Today, some hybrid models outsell traditional gas ones. A majority of Toyota Highlanders sold earlier this year were hybrids — same with Hyundai Sonatas and Honda CRVs.
“It’s the stealth rise of hybrids,” Yoon said.
The United States’ EV struggles are an outlier. Worldwide, about 25% of vehicles sold last year were EVs, said the International Energy Agency. In China, EVs amounted to more than half of new cars. By contrast, in the U.S., EVs accounted for less than 10% of sales for the entire year, boosted by the tax credits.
So far, the spike in gas prices caused by the war in Iran hasn’t boosted U.S. EV sales. Consumers have been looking and researching EVs more, Yoon said, but that hasn’t translated into more sales.
“It’s hard for us to say what’s going on,” he said.
Electric vehicles tend to be more expensive than gas and hybrid ones. The tax rebates are gone. Interest rates are high.
“Buyers are more focused on value than trying to get into a new platform,” he said.
Automakers, once full of plans for EVs, have been forced to change directions.
Ford replaced its fully electric F-150 Lightning with a hybrid model.
The long-delayed plan to launch an all-electric Ram 1500 pickup is gone, replaced by the promise of a hybrid truck.
“What we are registering is a higher interest on hybrids. This is the power train that is fastest-growing in the market, hybrids,” Antonio Filosa, CEO of Stellantis and owner of Ram, said on an April earnings call.

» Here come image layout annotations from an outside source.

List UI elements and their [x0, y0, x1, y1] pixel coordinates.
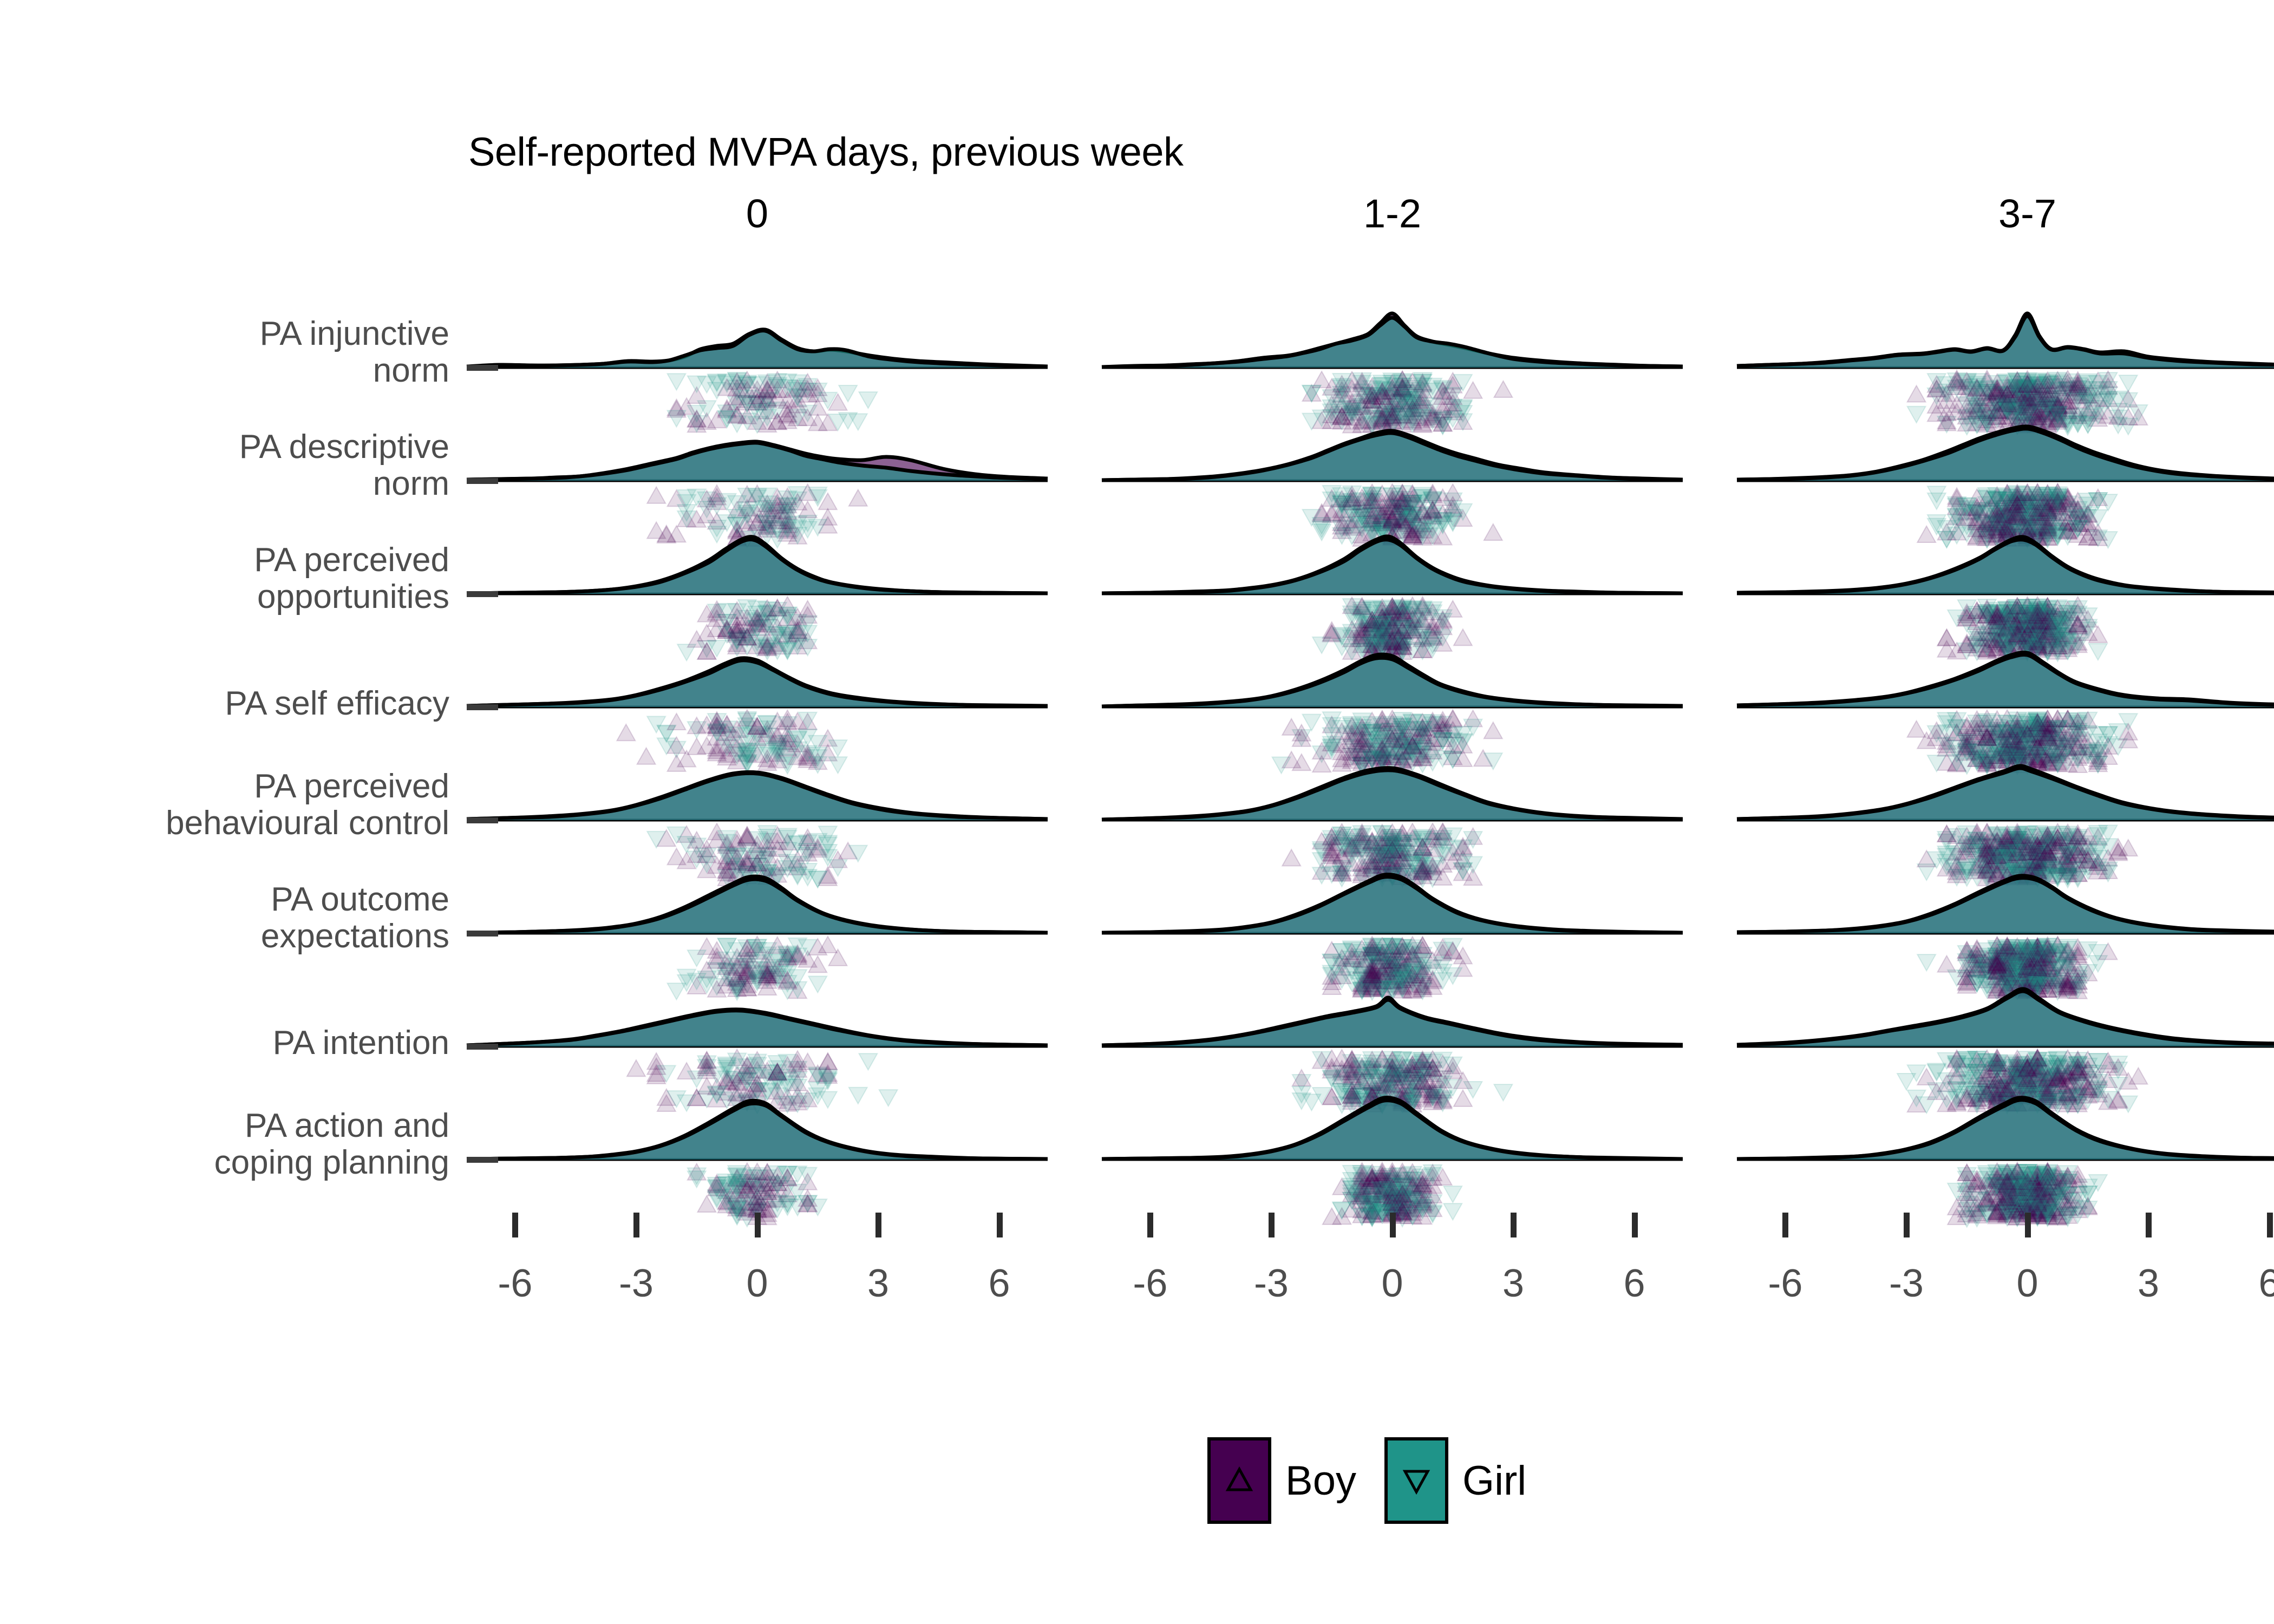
points-0-row4 — [617, 710, 847, 774]
density-area-girl-1-2-row5 — [1102, 770, 1683, 820]
density-area-girl-1-2-row6 — [1102, 877, 1683, 933]
x-tick-mark-0-0 — [755, 1213, 761, 1237]
x-tick-label-0--3: -3 — [582, 1261, 690, 1306]
x-tick-label-1-2-3: 3 — [1459, 1261, 1567, 1306]
density-area-girl-1-2-row3 — [1102, 540, 1683, 594]
x-tick-mark-3-7-3 — [2146, 1213, 2152, 1237]
x-tick-mark-1-2-0 — [1390, 1213, 1396, 1237]
density-area-girl-0-row8 — [467, 1103, 1048, 1160]
x-tick-label-1-2-6: 6 — [1580, 1261, 1689, 1306]
legend-swatch-girl — [1384, 1437, 1448, 1524]
x-tick-label-1-2-0: 0 — [1338, 1261, 1447, 1306]
y-axis-label-7: PA intention — [0, 1025, 449, 1062]
x-tick-label-3-7-0: 0 — [1974, 1261, 2082, 1306]
x-tick-mark-0--6 — [512, 1213, 518, 1237]
points-1-2-row4 — [1272, 710, 1502, 775]
triangle-up-icon — [1220, 1462, 1258, 1499]
density-area-girl-1-2-row7 — [1102, 1000, 1683, 1046]
points-1-2-row6 — [1323, 937, 1472, 1001]
x-tick-mark-0--3 — [633, 1213, 639, 1237]
points-0-row3 — [677, 597, 817, 660]
legend: BoyGirl — [0, 1437, 2274, 1562]
y-axis-label-4: PA self efficacy — [0, 685, 449, 722]
x-tick-mark-0-3 — [875, 1213, 881, 1237]
legend-swatch-boy — [1207, 1437, 1271, 1524]
x-tick-label-3-7--3: -3 — [1852, 1261, 1961, 1306]
y-axis-label-6: PA outcome expectations — [0, 881, 449, 955]
x-tick-label-0-6: 6 — [945, 1261, 1054, 1306]
x-tick-mark-1-2--3 — [1269, 1213, 1275, 1237]
chart-root: Self-reported MVPA days, previous week 0… — [0, 0, 2274, 1624]
triangle-down-icon — [1397, 1462, 1435, 1499]
density-area-girl-3-7-row6 — [1737, 878, 2274, 933]
legend-label-girl: Girl — [1462, 1457, 1526, 1504]
y-axis-tick-4 — [467, 704, 498, 710]
x-tick-mark-3-7-6 — [2267, 1213, 2273, 1237]
points-0-row6 — [667, 937, 847, 1000]
legend-label-boy: Boy — [1285, 1457, 1356, 1504]
y-axis-tick-2 — [467, 478, 498, 484]
y-axis-label-1: PA injunctive norm — [0, 316, 449, 389]
y-axis-label-8: PA action and coping planning — [0, 1108, 449, 1181]
x-tick-label-1-2--6: -6 — [1096, 1261, 1204, 1306]
density-area-girl-0-row5 — [467, 773, 1048, 820]
y-axis-label-5: PA perceived behavioural control — [0, 768, 449, 842]
x-tick-mark-3-7--6 — [1782, 1213, 1788, 1237]
y-axis-tick-5 — [467, 817, 498, 823]
points-1-2-row1 — [1302, 371, 1512, 434]
density-area-girl-1-2-row1 — [1102, 318, 1683, 368]
y-axis-label-3: PA perceived opportunities — [0, 542, 449, 615]
density-area-girl-1-2-row8 — [1102, 1101, 1683, 1160]
x-tick-mark-1-2-3 — [1511, 1213, 1517, 1237]
points-1-2-row3 — [1312, 597, 1472, 660]
y-axis-tick-1 — [467, 365, 498, 371]
density-area-girl-0-row6 — [467, 879, 1048, 933]
density-area-girl-3-7-row8 — [1737, 1100, 2274, 1160]
density-area-girl-0-row3 — [467, 540, 1048, 594]
x-tick-mark-1-2--6 — [1147, 1213, 1153, 1237]
x-tick-mark-1-2-6 — [1632, 1213, 1638, 1237]
x-tick-mark-0-6 — [997, 1213, 1003, 1237]
x-tick-mark-3-7-0 — [2025, 1213, 2031, 1237]
x-tick-label-0-0: 0 — [703, 1261, 812, 1306]
y-axis-label-2: PA descriptive norm — [0, 429, 449, 502]
x-tick-mark-3-7--3 — [1904, 1213, 1910, 1237]
density-area-girl-0-row4 — [467, 660, 1048, 707]
y-axis-tick-8 — [467, 1157, 498, 1163]
y-axis-tick-7 — [467, 1044, 498, 1050]
x-tick-label-0-3: 3 — [824, 1261, 932, 1306]
x-tick-label-3-7-3: 3 — [2094, 1261, 2203, 1306]
x-tick-label-0--6: -6 — [461, 1261, 569, 1306]
y-axis-tick-3 — [467, 591, 498, 597]
x-tick-label-3-7-6: 6 — [2216, 1261, 2274, 1306]
points-0-row1 — [667, 371, 877, 433]
density-area-girl-3-7-row3 — [1737, 540, 2274, 594]
y-axis-tick-6 — [467, 931, 498, 937]
density-area-girl-1-2-row2 — [1102, 433, 1683, 481]
x-tick-label-3-7--6: -6 — [1731, 1261, 1839, 1306]
x-tick-label-1-2--3: -3 — [1217, 1261, 1325, 1306]
points-1-2-row2 — [1302, 484, 1502, 546]
density-area-girl-1-2-row4 — [1102, 658, 1683, 707]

General Motors CEO Mary Barra said the automaker was scaling back its EV production because it was “operating in a U.S. regulatory and policy environment that is increasingly aligned with customer demand.” But Barra said GM wasn’t giving up entirely on EVs.
“We know EV drivers don’t often go back” to internal combustion engines, Barra said.
The popularity of hybrids has been a win for Toyota’s original strategy.
The automaker’s entire fleet has been slowly shifting to hybrid-only. Its Sienna minivan went that route in the 2021 model year. The Land Cruiser went hybrid with its 2024 model. The Camry followed the next year. The biggest switch came with the 2026 model of the RAV-4 — America’s best-selling compact SUV.
It is available only as a hybrid. Sales have held up.
“The conundrum for the industry is there is interest in electric vehicles,” said Stephanie Brinley, associate director at S&P Global Mobility. “We’re just not quite there yet.”